Not enough being done to promote drawdown, warns KRS

Dean Mirfin, group director at Key Retirement Solutions, says not enough is being done to educate consumers on the benefits of drawdown plans.

Key Retirement Solutions has today revealed the findings of its Equity Release Market Monitor.

Mirfin says although drawdown accounted for 74% of its own sales – compared to the market average of 55% – many borrowers are taking out the money in one lump sum, when a drawdown plan could be better.

He says: “We are concerned that not enough clients are using drawdown and we want to see its share of the market increase.

“Customers using drawdown plans benefit from lower borrowing costs because they are able to draw funds when required, rather than in a one-off lump sum.

“We believe there is still work to be done in the sector to ensure that customers are not taking on single advance equity release when they do not have a requirement for the funds all at once.

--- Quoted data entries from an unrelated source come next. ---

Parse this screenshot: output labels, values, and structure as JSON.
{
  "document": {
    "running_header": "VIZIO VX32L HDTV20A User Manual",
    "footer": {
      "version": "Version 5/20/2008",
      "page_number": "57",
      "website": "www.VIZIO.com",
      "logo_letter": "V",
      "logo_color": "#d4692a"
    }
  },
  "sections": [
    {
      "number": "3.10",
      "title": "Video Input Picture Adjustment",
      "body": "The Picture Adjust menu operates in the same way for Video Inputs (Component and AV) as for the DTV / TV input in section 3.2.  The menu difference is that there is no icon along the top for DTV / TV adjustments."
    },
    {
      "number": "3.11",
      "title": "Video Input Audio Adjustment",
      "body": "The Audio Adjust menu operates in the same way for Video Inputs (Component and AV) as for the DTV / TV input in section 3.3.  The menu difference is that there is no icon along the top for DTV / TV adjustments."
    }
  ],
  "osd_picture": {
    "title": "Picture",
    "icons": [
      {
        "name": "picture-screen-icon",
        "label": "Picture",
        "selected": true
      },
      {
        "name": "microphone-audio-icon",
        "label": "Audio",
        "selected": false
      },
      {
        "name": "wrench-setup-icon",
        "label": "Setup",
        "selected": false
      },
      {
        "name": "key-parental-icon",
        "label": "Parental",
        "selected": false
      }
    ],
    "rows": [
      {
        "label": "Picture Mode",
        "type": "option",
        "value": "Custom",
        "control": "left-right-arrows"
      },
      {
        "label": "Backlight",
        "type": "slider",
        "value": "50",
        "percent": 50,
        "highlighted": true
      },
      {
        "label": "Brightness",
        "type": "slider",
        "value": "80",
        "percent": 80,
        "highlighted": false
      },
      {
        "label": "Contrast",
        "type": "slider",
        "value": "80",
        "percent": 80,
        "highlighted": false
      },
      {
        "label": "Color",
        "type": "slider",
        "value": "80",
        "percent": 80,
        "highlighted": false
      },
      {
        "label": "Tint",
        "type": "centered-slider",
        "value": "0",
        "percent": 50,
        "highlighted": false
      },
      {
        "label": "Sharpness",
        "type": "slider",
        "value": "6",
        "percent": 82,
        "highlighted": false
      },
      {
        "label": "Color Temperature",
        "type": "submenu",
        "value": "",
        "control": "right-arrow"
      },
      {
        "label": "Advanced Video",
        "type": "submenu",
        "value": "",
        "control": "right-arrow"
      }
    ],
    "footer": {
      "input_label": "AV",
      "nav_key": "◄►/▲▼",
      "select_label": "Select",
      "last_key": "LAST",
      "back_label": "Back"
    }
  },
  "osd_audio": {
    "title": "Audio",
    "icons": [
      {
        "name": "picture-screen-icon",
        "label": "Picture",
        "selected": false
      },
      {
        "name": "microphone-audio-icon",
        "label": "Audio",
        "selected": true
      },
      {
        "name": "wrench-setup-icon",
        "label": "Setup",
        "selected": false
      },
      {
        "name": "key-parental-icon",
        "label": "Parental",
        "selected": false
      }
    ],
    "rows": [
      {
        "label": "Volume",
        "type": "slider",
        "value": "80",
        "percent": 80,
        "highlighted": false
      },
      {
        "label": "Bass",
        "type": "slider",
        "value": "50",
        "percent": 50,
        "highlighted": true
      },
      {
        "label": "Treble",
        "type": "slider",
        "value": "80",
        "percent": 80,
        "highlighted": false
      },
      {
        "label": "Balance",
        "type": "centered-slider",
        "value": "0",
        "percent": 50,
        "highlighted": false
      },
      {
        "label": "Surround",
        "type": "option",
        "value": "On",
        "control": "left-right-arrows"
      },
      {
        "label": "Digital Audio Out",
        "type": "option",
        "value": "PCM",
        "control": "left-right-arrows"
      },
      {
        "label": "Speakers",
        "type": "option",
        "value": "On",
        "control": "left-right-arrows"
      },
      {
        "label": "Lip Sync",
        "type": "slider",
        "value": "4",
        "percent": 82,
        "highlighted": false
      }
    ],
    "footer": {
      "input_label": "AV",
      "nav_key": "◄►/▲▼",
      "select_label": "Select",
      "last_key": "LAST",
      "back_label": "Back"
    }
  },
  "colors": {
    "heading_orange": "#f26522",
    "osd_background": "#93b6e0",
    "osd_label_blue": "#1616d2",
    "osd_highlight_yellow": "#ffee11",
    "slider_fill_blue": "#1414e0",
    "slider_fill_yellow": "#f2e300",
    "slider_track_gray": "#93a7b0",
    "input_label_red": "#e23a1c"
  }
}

“Fact finds need to identify clearly when funds are required. Drawdown can save customers many thousands of pounds on the overall cost of borrowing.”

The KRS Market Monitor shows total funds released rose 5.4% during the year to £959.6m – the first rise in four years – while plan sales continued the growth seen in 2010 with a 1.6% rise to 22,366.

Its figures show there is still £343m of untapped funds available that people have not yet drawdown.

Home and garden improvements remained the most popular use of equity release, followed by repaying unsecured debt.

Wales experienced the largest growth in equity release sales, up 24% in plan numbers and 32% in lending.  The largest percentage decline in plan numbers was in the North-West and for value Northern Ireland, down 28%.

There has also been a  marked increase in the number of people using equity release for gifting. Those gifting money to family members has increased from 19% to 23%.